Parola di Rossi: "Le Honda vanno forte e possono recuperare anche quando fanno errori, hanno qualcosa in più". Epperò, la distanza in classifica dal compagno di squadra Lorenzo è oggi di 19 punti...

Ok, ma anche a Lorenzo le cose non stanno andando benissimo. Oggi ha 17 punti di distacco da Pedrosa leader del Mondiale, non va alla grande nemmeno lui. E poi, la verità è che la Honda è al momento molto più guidabile della Yamaha. Sta in piedi sul bagnato, sui cordoli, consuma pochissimo le gomme, mentre gli altri sono nei guai. E' una moto perfetta, fantastica. Insomma, tanti complimenti alla Honda per essere riusciti a mettere in pista una moto così.

Tornando invece al confronto tra Valentino e Lorenzo, non possiamo dimenticare che tra i due ci sono otto anni di differenza. E poi, il campione del mondo in carica conosce benissimo la moto e ha meno pressione del suo compagno di squadra, che è atteso da tutti per un ritorno stellare. Valentino è un po' sotto processo, deve confermare di essere il pilota che tutti conosciamo e chiaramente non è facile muoversi in queste condizioni. Vero è che Lorenzo ha una gestione del weekend di gara molto meno travagliata di quella di Rossi...

Appunto, i guai nelle qualifiche. Ovvero, come trasformare in traguardi importanti partenze dalla seconda o terza fila. Non possiamo pretendere che il Dottore faccia sempre i miracoli in gara...

Certo che no, ma mi pare che lui per il momento sia condannato proprio a questo. A recuperare posizioni su posizioni in gara. Del resto, come si fa a girare subito forte quando hai una moto che devi sistemare in pochissimo tempo?  Mentre dall'altra parte, abbiamo un Lorenzo che il venerdì sera è a posto. E questo è legato probabilmente a due modi di lavorare completamente diversi. Si dice che lo spagnolo sia un pilota che tocca poco la moto. Ha una base di partenza e fa giusto qualche aggiustamento. Un po' avanti, un po' indietro, fine. 

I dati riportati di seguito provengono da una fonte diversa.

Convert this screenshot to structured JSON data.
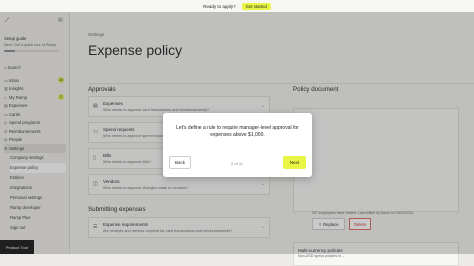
{
  "banner": {
    "text": "Ready to apply?",
    "cta": "Get started"
  },
  "sidebar": {
    "logo": "⟋",
    "setup_title": "Setup guide",
    "setup_subtitle": "Next: Get a quick tour of Ramp",
    "setup_progress": 0.2,
    "search": "Search",
    "items": [
      {
        "label": "Inbox",
        "icon": "inbox-icon",
        "badge": "16"
      },
      {
        "label": "Insights",
        "icon": "chart-icon",
        "badge": ""
      },
      {
        "label": "My Ramp",
        "icon": "user-icon",
        "badge": "2"
      },
      {
        "label": "Expenses",
        "icon": "receipt-icon",
        "badge": ""
      },
      {
        "label": "Cards",
        "icon": "card-icon",
        "badge": ""
      },
      {
        "label": "Spend programs",
        "icon": "program-icon",
        "badge": ""
      },
      {
        "label": "Reimbursements",
        "icon": "reimburse-icon",
        "badge": ""
      },
      {
        "label": "People",
        "icon": "people-icon",
        "badge": ""
      },
      {
        "label": "Settings",
        "icon": "gear-icon",
        "badge": ""
      }
    ],
    "sub_items": [
      {
        "label": "Company settings"
      },
      {
        "label": "Expense policy"
      },
      {
        "label": "Entities"
      },
      {
        "label": "Integrations"
      },
      {
        "label": "Personal settings"
      },
      {
        "label": "Ramp developer"
      },
      {
        "label": "Ramp Plus"
      },
      {
        "label": "Sign out"
      }
    ],
    "tour_label": "Product Tour"
  },
  "main": {
    "breadcrumb": "Settings",
    "title": "Expense policy",
    "approvals_heading": "Approvals",
    "approval_cards": [
      {
        "title": "Expenses",
        "subtitle": "Who needs to approve card transactions and reimbursements?"
      },
      {
        "title": "Spend requests",
        "subtitle": "Who needs to approve spend requests?"
      },
      {
        "title": "Bills",
        "subtitle": "Who needs to approve bills?"
      },
      {
        "title": "Vendors",
        "subtitle": "Who needs to approve changes made to vendors?"
      }
    ],
    "submitting_heading": "Submitting expenses",
    "submitting_cards": [
      {
        "title": "Expense requirements",
        "subtitle": "Are receipts and memos required for card transactions and reimbursements?"
      }
    ],
    "policy_doc_heading": "Policy document",
    "policy_doc_note": "597 employees have viewed. Last edited by David on 03/01/2024",
    "replace_label": "Replace",
    "delete_label": "Delete",
    "multi_title": "Multi-currency policies",
    "multi_subtitle": "Non-USD spend policies in..."
  },
  "modal": {
    "text": "Let's define a rule to require manager-level approval for expenses above $1,000.",
    "back_label": "Back",
    "step_label": "2 of 11",
    "next_label": "Next"
  }
}
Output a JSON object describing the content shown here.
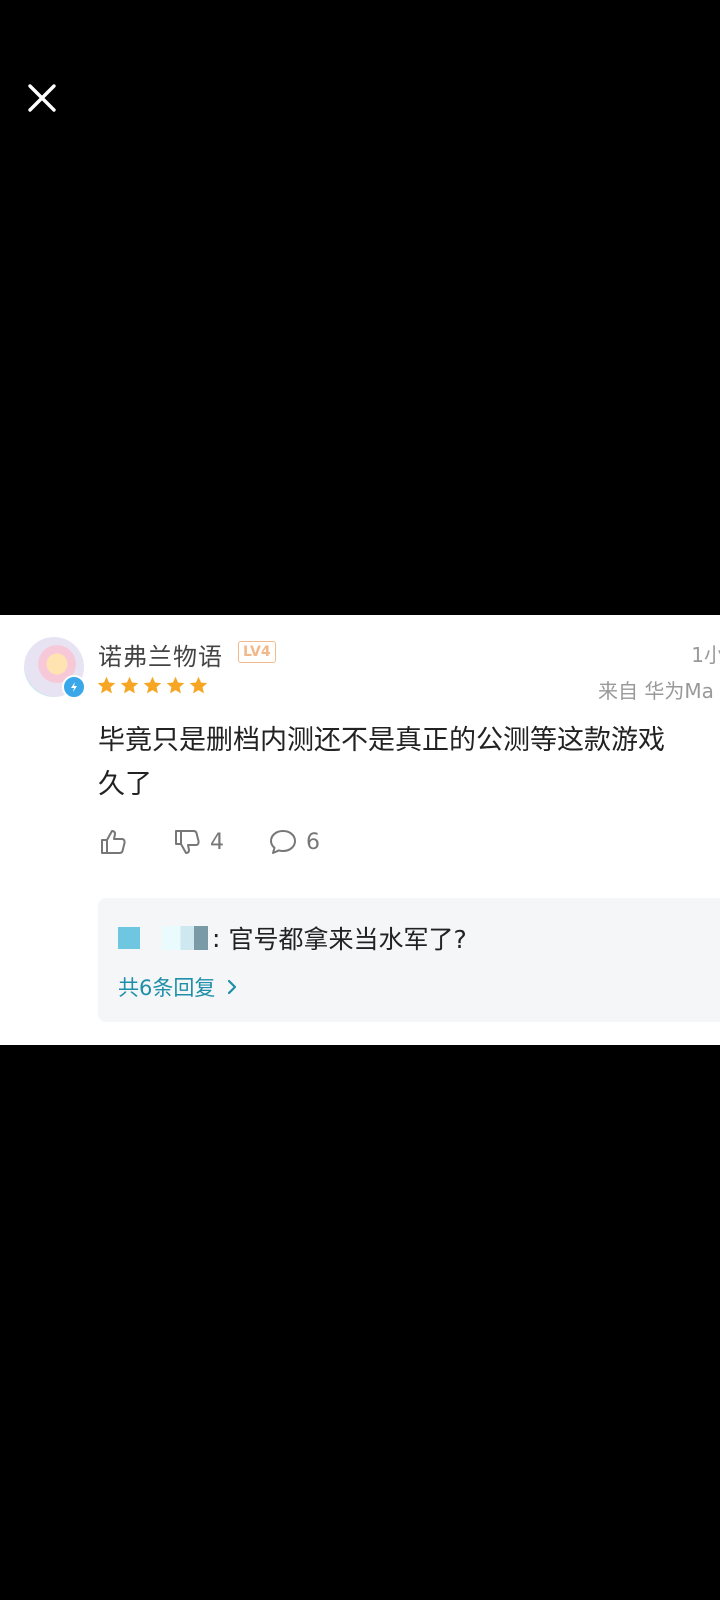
{
  "comment": {
    "username": "诺弗兰物语",
    "level_badge": "LV4",
    "time": "1小",
    "device": "来自 华为Ma",
    "rating": 5,
    "body": "毕竟只是删档内测还不是真正的公测等这款游戏\n久了",
    "dislike_count": "4",
    "reply_count": "6"
  },
  "reply_preview": {
    "separator": ":",
    "text": "官号都拿来当水军了?",
    "more_label": "共6条回复"
  },
  "colors": {
    "background": "#000000",
    "card": "#ffffff",
    "star": "#f6a623",
    "link": "#1e8ea9"
  }
}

Al contrario di Valentino, che invece si dice che sia un esasperante perfezionista. Per la serie, finché l'ultimo dettaglio non è posto, non si può fare. Prendiamola così, ok. Ma ci sta anche, e questa è una mia convinzione personale, che Ramon Forcada, il capo-meccanico di Lorenzo, abbia fatto un investimento sul motociclismo moderno per studiare la giusta combinazione tra gomme, ciclistica, motore ed elettronica. Cosa che mi pare non abbia fatto Jeremy Burgess, il responsabile tecnico di Valentino. Dicono che se Burgess si trova un computer davanti, scappa. 

Valentino anni 34, Marquez anni 20. La differenza si vede e si sente. Che sia questione di motivazioni? Per intenderci, Rossi ha ancora la giusta determinazione per raggiungere i risultati che i suoi tifosi si aspettano da lui?

Valentino è una delle persone con le idee più chiare che io conosca. Se non avesse le giuste motivazioni per andare avanti, avrebbe già lasciato. Ne sono sicuro. Poi, c'è chi va a cercare nel tragico incidente con Simoncelli la fine della sua voglia di arrivare, ma a mio parere è tutto molto più semplice. Ha degli avversari fortissimi e deve inventarsi dei modi diversi per fare meglio degli altri in una MotoGp che nel frattempo è cambiata.

E' diventata una gara di prestazione a tutti gli effetti. Dove contano tantissimo le gomme e molto meno la fantasia. E questo non è un terreno sul quale Valentino si confronta volentieri. Lui è uno che ti inventa il sorpasso in staccata, magari dove non si può e in pochi sarebbero capaci di farlo...

Tirando le somme, cosa è legittimo attendersi dal Dottore nel corso della stagione?

Credo che lui abbia la possibilità e la forza di vincere qualche gara, assolutamente sì. E credo ancora che possa lottare ancora per il Mondiale. Sì, io ancora un po' ci credo. Non sono a lutto. Non sono nella condizione di dire che Valentino è finito e ne sono felice. Dico però che qualcosa di determinante deve cambiare. Non so ancora bene cosa, ma qualcosa deve cambiare. Capisco che i suoi tifosi lo vogliano sempre vedere vincere, ma purtroppo le cose cambiano. Per tutti.